Verkehrsminister äußert sich zu Qualitätsproblemen auf der Hochrheinstrecke. Infrastruktur als Hauptursache.

Der baden-württembergische Verkehrsminister, Winfried Hermann, hat auf die anhaltenden Beschwerden über die Betriebsqualität auf der Hochrheinstrecke reagiert. In seiner Stellungnahme, die der Landtagsabgeordneten Sabine Hartmann-Müller vorliegt, erkennt der Minister zwar Verbesserungen bei den Qualitätsproblemen, allerdings bestehen vor allem bei den Neigetechnik-Zügen der IRE-Linie Basel-Singen weiterhin große Probleme.
Wie der Verkehrsminister schildert, erreichten die Zugausfälle auf der Hochrheinstrecke im vergangenen August ihren Höhepunkt. In diesem Monat fielen 67 IRE-Züge aus. In den beiden Folgemonaten wurden 27 bzw. 26 Zugausfälle registriert. Trotz dieser Verbesserungen sieht Hartmann-Müller weiterhin großen Handlungsbedarf: „Defekte Toiletten, überfüllte Züge, Verspätungen oder Ausfälle. Trotz angekündigter Verbesserungen der Bahn sind diese Probleme noch immer mehr die Regel als die Ausnahme. Die Eindrücke, die ich auf meinen wöchentlichen Zugfahrten zwischen Hochrhein und Stuttgart mitnehme, haben sich nur geringfügig zum Positiven entwickelt“, erklärt die CDU-Abgeordnete.
Als Hauptursache für die anhaltenden Probleme auf der Hochrheinstrecke nennt der Verkehrsminister die Infrastruktur. Die Strecke Basel-Waldshut ist zwar durchgängig zweigleisig ausgebaut, jedoch ist sie nicht für eine Fahrt auf dem Gegengleis eingerichtet. Bei Störungen kann das andere Gleis zwar genutzt werden, jedoch nur unter dem Rückgriff zeitaufwändiger Maßnahmen, die zu Verspätungen der Folgezüge führen. Für die Bereitstellung einer intakten Infrastruktur sieht der Verkehrsminister nicht das Land, sondern die Deutsche Bahn und den Bund in der Pflicht. Anders als Hermann, sieht Hartmann-Müller auch das Land gefordert. „Die Aussagen von Verkehrsminister Hermann machen erneut deutlich, wie wichtig eine zeitnahe Elektrifizierung für den Hochrhein ist. Wenn die Verspätungen undZugausfälle hauptsächlich der Infrastruktur geschuldet sind, dann gilt es, die Taktzahl bei der Elektrifizierung zu erhöhen. An diesem Hebel sitzen aber nicht nur die Deutschen Bahn und der Bund, sondern auch der Verkehrsminister in Stuttgart“, mahnt Hartmann-Müller.

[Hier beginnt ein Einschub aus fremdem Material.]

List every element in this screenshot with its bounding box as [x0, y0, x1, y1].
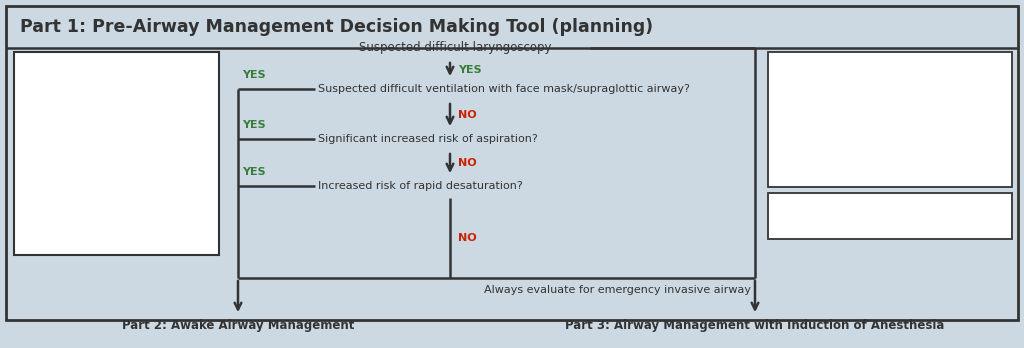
Bar	[768, 52, 1012, 187]
Text: Always evaluate for emergency invasive airway: Always evaluate for emergency invasive a…	[484, 285, 751, 295]
Bar	[6, 6, 1018, 48]
Text: YES: YES	[242, 70, 265, 80]
Bar	[768, 193, 1012, 239]
Text: YES: YES	[242, 167, 265, 177]
Text: YES: YES	[242, 120, 265, 130]
Text: This tool can be used to
choose between the awake
or post-induction airway
strat: This tool can be used to choose between …	[24, 60, 173, 171]
Text: Part 2: Awake Airway Management: Part 2: Awake Airway Management	[122, 319, 354, 332]
Text: Part 3: Airway Management with Induction of Anesthesia: Part 3: Airway Management with Induction…	[565, 319, 945, 332]
Text: NO: NO	[458, 110, 476, 120]
Text: Suspected difficult ventilation with face mask/supraglottic airway?: Suspected difficult ventilation with fac…	[318, 84, 690, 94]
Bar	[14, 52, 219, 255]
Text: NO: NO	[458, 233, 476, 243]
Text: Significant increased risk of aspiration?: Significant increased risk of aspiration…	[318, 134, 538, 144]
Text: YES: YES	[458, 64, 481, 74]
Text: Any one factor alone (assessed
difficulty with intubation,
ventilation, or aspir: Any one factor alone (assessed difficult…	[776, 60, 947, 142]
Text: Part 1: Pre-Airway Management Decision Making Tool (planning): Part 1: Pre-Airway Management Decision M…	[20, 18, 653, 36]
Text: Suspected difficult laryngoscopy: Suspected difficult laryngoscopy	[358, 41, 551, 55]
Text: Other patient factors may
require an alternative strategy: Other patient factors may require an alt…	[776, 201, 943, 226]
Text: Increased risk of rapid desaturation?: Increased risk of rapid desaturation?	[318, 181, 522, 191]
Text: NO: NO	[458, 158, 476, 168]
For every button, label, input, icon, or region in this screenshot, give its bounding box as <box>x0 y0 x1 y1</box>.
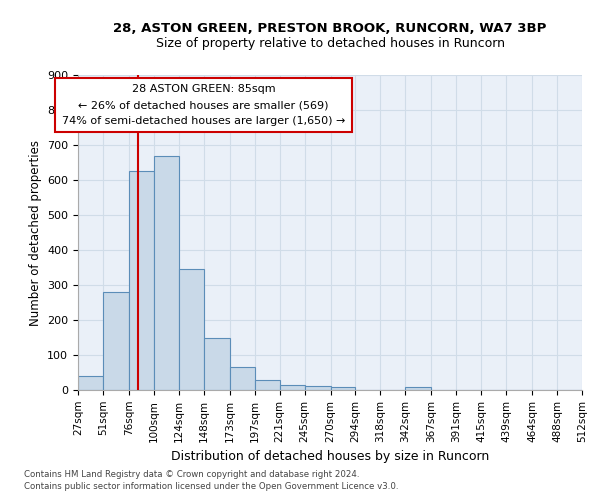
X-axis label: Distribution of detached houses by size in Runcorn: Distribution of detached houses by size … <box>171 450 489 463</box>
Bar <box>280 386 305 390</box>
Bar <box>406 387 431 390</box>
Y-axis label: Number of detached properties: Number of detached properties <box>29 140 41 326</box>
Text: Size of property relative to detached houses in Runcorn: Size of property relative to detached ho… <box>155 38 505 51</box>
Bar <box>254 380 280 390</box>
Bar <box>305 386 331 390</box>
Bar <box>230 367 254 390</box>
Bar <box>78 376 103 390</box>
Text: 28, ASTON GREEN, PRESTON BROOK, RUNCORN, WA7 3BP: 28, ASTON GREEN, PRESTON BROOK, RUNCORN,… <box>113 22 547 36</box>
Bar <box>204 338 230 390</box>
Text: Contains HM Land Registry data © Crown copyright and database right 2024.: Contains HM Land Registry data © Crown c… <box>24 470 359 479</box>
Text: 28 ASTON GREEN: 85sqm
← 26% of detached houses are smaller (569)
74% of semi-det: 28 ASTON GREEN: 85sqm ← 26% of detached … <box>62 84 346 126</box>
Bar <box>179 269 204 390</box>
Text: Contains public sector information licensed under the Open Government Licence v3: Contains public sector information licen… <box>24 482 398 491</box>
Bar <box>103 292 129 390</box>
Bar <box>331 386 355 390</box>
Bar <box>129 171 154 390</box>
Bar <box>154 156 179 390</box>
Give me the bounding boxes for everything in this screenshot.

Antwort erhielt Hartmann-Müller auch zu der Frage, wann die Hublifte an den IRE der Baureihe 612 einsatzbereit sind. Die Landtagsabgeordnete hatte sich in einem Brief an das Verkehrsministerium gewandt, nachdem zuvor vermehrt Klagen von Reisenden bei der Abgeordneten eingegangen waren. Darin macht Hartmann-Müller darauf aufmerksam, dass Pendler mit Mobilitätseinschränkung aufgrund defekter Lichtschranken an den IRE Zügen seit Juli nicht mehr auf die Hublifte als Einstiegshilfe zurückgreifen können und fordert deshalb die Verantwortlichen zu einer zügigen Problembehebung auf. „Verkehrsminister Hermann hat angekündigt, dass die technische Überprüfung der Hublifte an den IRE-Zügen in Kürze abgeschlossen ist, sodass diese noch in diesem Jahr funktionsfähig sind. Ich erwarte, dass diese Ankündigung eingehalten wird. Schließlich sind es vor allem die Fahrgäste mit Mobilitätseinschränkung, die auf eine verlässliche Lösung angewiesen sind“, erklärt Sabine Hartmann-Müller abschließend.